Our Gastroenterology Blog
Posts for: February, 2021
By Digestive Disease Associates of York County
February 19, 2021
Category: Gastroenterology Conditions
The inside of the anus is lined with small glands. These glands can be infected when the mucus they secrete gets blocked. This leads to an abscess. Unfortunately, if the abscess isn’t treated it can often form a fistula. A fistula is a tunnel that connects the skin around the anus with an infected gland inside the rectum. If you are dealing with pain and swelling around the anus, a fistula could be to blame. Since anal pain and swelling can be caused by a variety of things, ranging from benign to more serious, it’s a good idea to see a gastroenterologist for an evaluation.
What are the signs and symptoms of a fistula?
The most common symptoms are pain, swelling, and redness around the anus. Of course, everything from a tear in the tissue to hemorrhoids can also cause similar symptoms, so it’s not always easy to spot the difference. This is why you should always consult a gastroenterologist for a proper diagnosis.
If you have a fistula, you may also notice these symptoms,
- Pain with bowel movements (and sometimes urination)
- Liquid draining from the anus
If you are experiencing these symptoms, it’s time to see your gastroenterologist.
How is an anal fissure diagnosed?
Some anal fissures can be spotted through a simple rectal exam; however, this isn’t always the case. If so, your gastroenterologist may recommend imaging tests such as a CT scan or a colonoscopy. A colonoscopy is a diagnostic procedure that allows your doctor to examine the lining of the rectum and colon to spot bleeds, ulcers, and other problems.
How are fistulas treated?
The only way to treat a fistula is with surgery, which is typically performed in your gastroenterologist’s office. Several surgical strategies can be used, depending on whether you have a simple or more complicated fistula. Simple fistulas can be removed through excision, while complicated fistulas may require a tube to drain the fluid for several weeks. This is something that your doctor will talk with you about once you’ve come in for an evaluation.

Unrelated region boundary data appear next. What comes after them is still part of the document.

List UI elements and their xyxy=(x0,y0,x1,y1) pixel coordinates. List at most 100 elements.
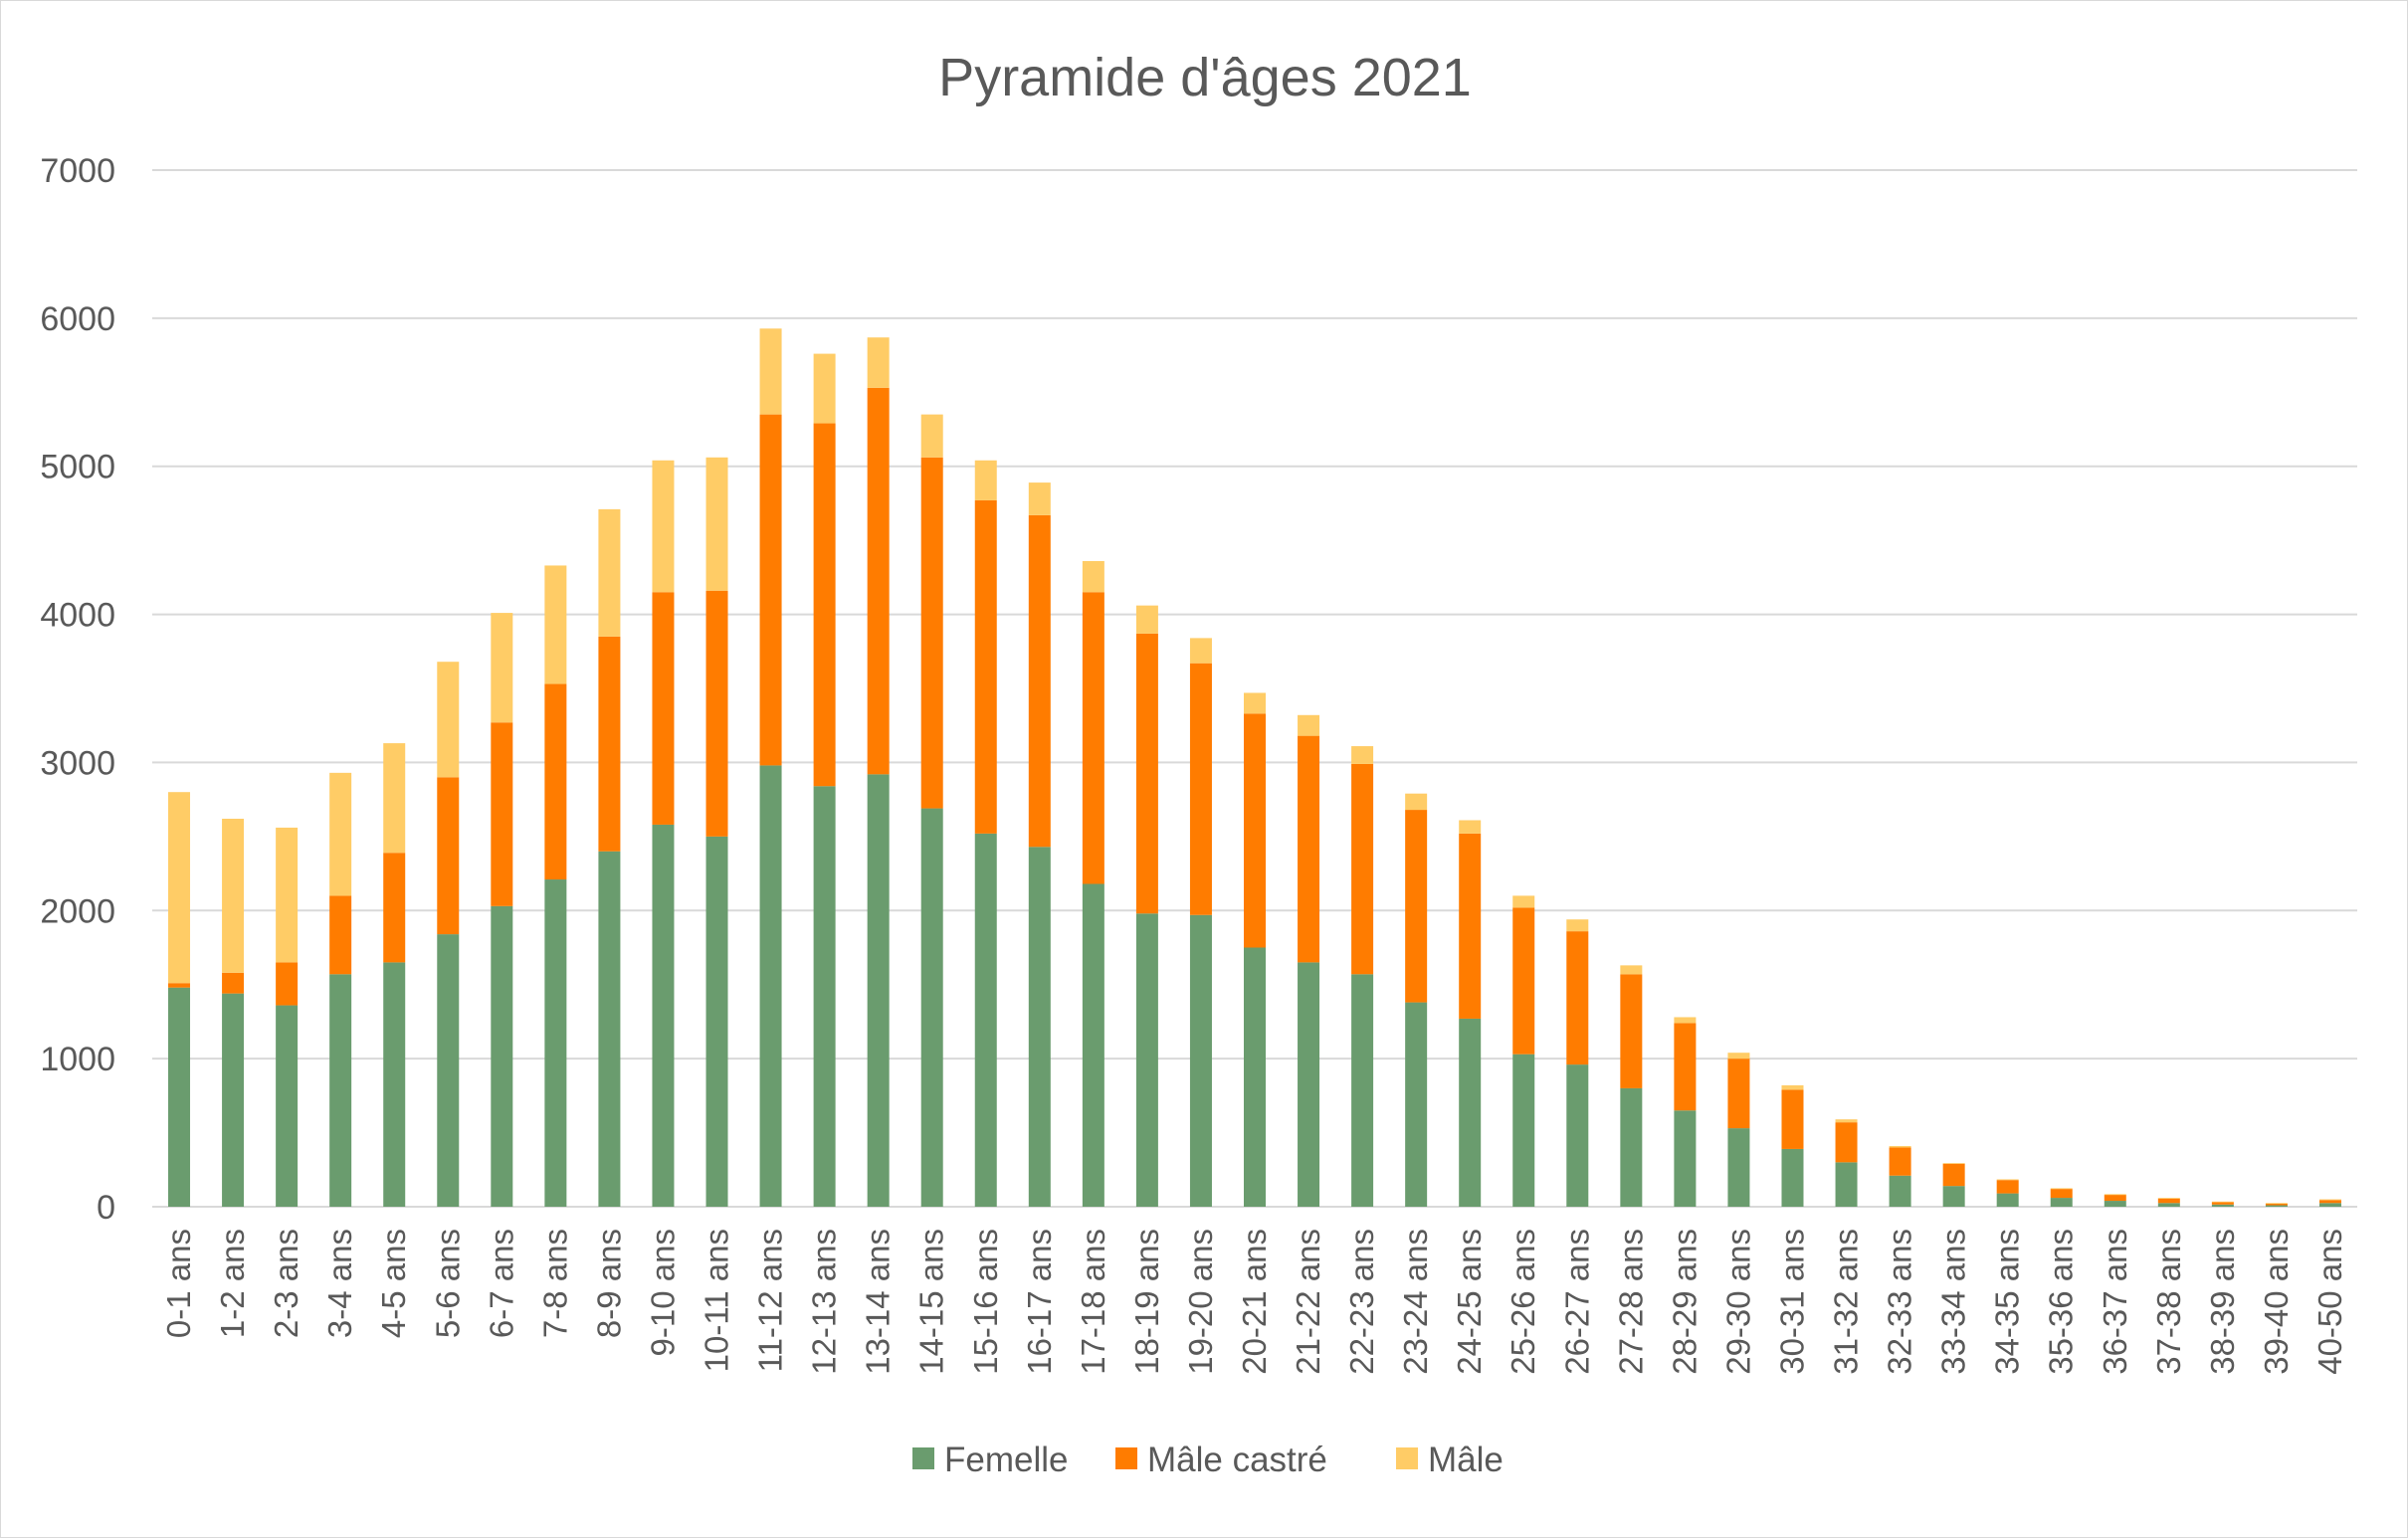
bar-male-castre xyxy=(1942,1163,1965,1187)
bar-male-castre xyxy=(2157,1198,2180,1204)
bar-femelle xyxy=(652,824,675,1207)
legend-swatch-male xyxy=(1396,1447,1418,1469)
y-tick-label: 6000 xyxy=(40,300,115,338)
bar-male-castre xyxy=(1135,633,1158,914)
bar-male xyxy=(652,460,675,593)
x-tick-label: 7-8 ans xyxy=(536,1229,573,1338)
x-tick-label: 37-38 ans xyxy=(2150,1229,2187,1375)
x-tick-label: 0-1 ans xyxy=(160,1229,197,1338)
y-tick-label: 0 xyxy=(97,1189,115,1227)
bar-male-castre xyxy=(1405,810,1428,1003)
bar-male-castre xyxy=(222,972,245,994)
bar-femelle xyxy=(1351,974,1374,1207)
bar-male xyxy=(1889,1145,1911,1148)
bar-femelle xyxy=(1405,1002,1428,1207)
bar-femelle xyxy=(1674,1110,1697,1207)
bar-male-castre xyxy=(1459,833,1482,1019)
y-tick-label: 3000 xyxy=(40,744,115,782)
bar-femelle xyxy=(759,765,782,1207)
legend-label-femelle: Femelle xyxy=(944,1441,1068,1479)
x-tick-label: 24-25 ans xyxy=(1451,1229,1488,1375)
bar-male xyxy=(1405,793,1428,811)
bar-male xyxy=(974,460,997,500)
bar-femelle xyxy=(1028,847,1051,1207)
x-tick-label: 14-15 ans xyxy=(913,1229,950,1375)
bar-male xyxy=(759,328,782,415)
bar-femelle xyxy=(491,905,513,1207)
bar-femelle xyxy=(1942,1186,1965,1207)
legend-label-male-castre: Mâle castré xyxy=(1147,1441,1327,1479)
bar-male xyxy=(491,613,513,723)
bar-male-castre xyxy=(168,983,191,988)
bar-femelle xyxy=(974,833,997,1207)
legend: Femelle Mâle castré Mâle xyxy=(912,1441,1504,1479)
bar-male xyxy=(1082,560,1104,593)
bar-male xyxy=(544,565,567,684)
bar-male-castre xyxy=(705,590,728,837)
bar-femelle xyxy=(1135,913,1158,1207)
bar-male xyxy=(1620,965,1643,975)
bar-male xyxy=(2318,1199,2341,1201)
bar-male-castre xyxy=(491,722,513,906)
bar-femelle xyxy=(1996,1193,2019,1207)
bar-femelle xyxy=(1835,1162,1858,1207)
x-tick-label: 8-9 ans xyxy=(590,1229,627,1338)
bar-male xyxy=(1512,895,1535,908)
y-tick-label: 7000 xyxy=(40,152,115,190)
bar-femelle xyxy=(2265,1205,2288,1207)
bar-male xyxy=(813,353,836,424)
bar-femelle xyxy=(2104,1201,2126,1207)
bar-male-castre xyxy=(437,777,460,935)
bar-male-castre xyxy=(1512,907,1535,1055)
bar-male-castre xyxy=(1835,1122,1858,1163)
x-tick-label: 10-11 ans xyxy=(699,1229,735,1372)
x-tick-label: 26-27 ans xyxy=(1558,1229,1595,1375)
x-tick-label: 40-50 ans xyxy=(2311,1229,2348,1375)
bar-male xyxy=(1835,1119,1858,1123)
x-tick-label: 2-3 ans xyxy=(268,1229,304,1338)
bar-male-castre xyxy=(920,457,943,809)
bar-male xyxy=(598,508,621,637)
x-tick-label: 6-7 ans xyxy=(483,1229,519,1338)
bar-femelle xyxy=(1566,1064,1589,1207)
bar-male xyxy=(437,662,460,778)
bar-femelle xyxy=(168,987,191,1207)
bar-male xyxy=(920,414,943,458)
y-tick-label: 1000 xyxy=(40,1041,115,1078)
bar-male-castre xyxy=(1244,713,1266,948)
bar-male xyxy=(1996,1179,2019,1181)
bar-male xyxy=(2265,1203,2288,1205)
chart-title: Pyramide d'âges 2021 xyxy=(938,48,1472,107)
bar-male-castre xyxy=(2265,1204,2288,1206)
x-tick-label: 31-32 ans xyxy=(1828,1229,1865,1375)
bar-male xyxy=(276,827,299,963)
bar-femelle xyxy=(276,1005,299,1207)
x-tick-label: 35-36 ans xyxy=(2043,1229,2080,1375)
bar-male-castre xyxy=(2050,1189,2073,1199)
x-tick-label: 11-12 ans xyxy=(752,1229,789,1372)
x-tick-label: 15-16 ans xyxy=(967,1229,1004,1375)
bar-femelle xyxy=(383,962,406,1207)
x-tick-label: 32-33 ans xyxy=(1882,1229,1918,1375)
x-tick-label: 1-2 ans xyxy=(214,1229,251,1338)
x-tick-label: 17-18 ans xyxy=(1075,1229,1111,1375)
bar-male xyxy=(2104,1194,2126,1196)
x-tick-label: 39-40 ans xyxy=(2258,1229,2295,1375)
bar-male-castre xyxy=(1028,514,1051,848)
bar-male-castre xyxy=(1727,1058,1750,1129)
bar-male-castre xyxy=(867,387,890,775)
bar-male xyxy=(1351,746,1374,764)
bar-femelle xyxy=(1620,1087,1643,1207)
bar-male-castre xyxy=(1298,735,1320,963)
bar-male xyxy=(1566,919,1589,932)
bar-male-castre xyxy=(1351,763,1374,975)
bar-femelle xyxy=(867,774,890,1207)
bar-male xyxy=(2157,1198,2180,1199)
bar-male-castre xyxy=(1889,1147,1911,1176)
bar-male xyxy=(1459,820,1482,834)
bars xyxy=(168,328,2341,1207)
x-tick-label: 34-35 ans xyxy=(1989,1229,2026,1375)
x-tick-label: 33-34 ans xyxy=(1935,1229,1972,1375)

Whether you are experiencing symptoms of a fistula or you are noticing changes in bowel habits that have you concerned, a gastroenterologist is an ideal doctor to turn to for answers. Call your gastroenterologist today to discuss your symptoms and find out if you should come into the office for care.
By Digestive Disease Associates of York County
February 10, 2021
Category: GI Care
Tags: Ulcerative Colitis
Approximately 750,000 people in the US are living with ulcerative colitis. While relatively less common than other bowel diseases, you probably can’t go very long without seeing an ad for medications that are designed to treat symptoms of UC. Perhaps you see these ads and realize that the symptoms they are talking about are ones you experience. Could you have ulcerative colitis? Fortunately, your gastroenterologist will be able to shed light on this issue.
What is ulcerative colitis?
Ulcerative colitis (UC) is a chronic bowel disease that causes flare-ups of inflammation and bleeding ulcers in the colon and rectum, which can affect your ability to digest food. Ulcerative colitis is one of the two main types of inflammatory bowel diseases (IBD).
What are the signs and symptoms of ulcerative colitis?
Are you dealing with unexplained and persistent stomach pains accompanied by diarrhea? This can be an early warning sign that UC. In the very beginning, you may notice minor symptom flare-ups that can easily be attributed to a variety of other problems. So, it isn’t always easy to spot the signs of UC right away.
If you’ve been dealing with diarrhea and stomach pains that come and go or that last for days on end, it’s a good idea to see a gastroenterologist.
If UC goes untreated or undiagnosed, you may start to notice nausea, loss of appetite, or unexpected weight loss. Ulcerative colitis also causes symptoms that affect other systems of the body besides the digestive tract. Those with ulcerative colitis may also develop,
- Joint pain
- Sores and rashes
How is ulcerative colitis treated?
While there is no cure for ulcerative colitis, your gastroenterologist can prescribe medications, therapies or surgery, and recommend lifestyle changes that can help with symptom remission and reduce the number and severity of flare-ups. Treatment plans for UC typically include,
- Anti-inflammatory drugs such as corticosteroids
- Immunosuppressants reduce inflammation by suppressing the immune system
- Biologics, which also act on the immune system
- Pain relievers
- Dietary changes (eliminating gluten and dairy; limiting fiber intake)
- Stress management techniques
- Supplementation (iron may be prescribed if you have anemia caused by UC)
- Anti-diarrheal medications
- Surgery to remove the colon and rectum (in more severe cases)
When in doubt, call a gastroenterologist. A gastroenterologist specializes in diagnosing and treating conditions that affect the gut including ulcerative colitis, and they can help you get the answers and care you need to make living with ulcerative colitis more manageable.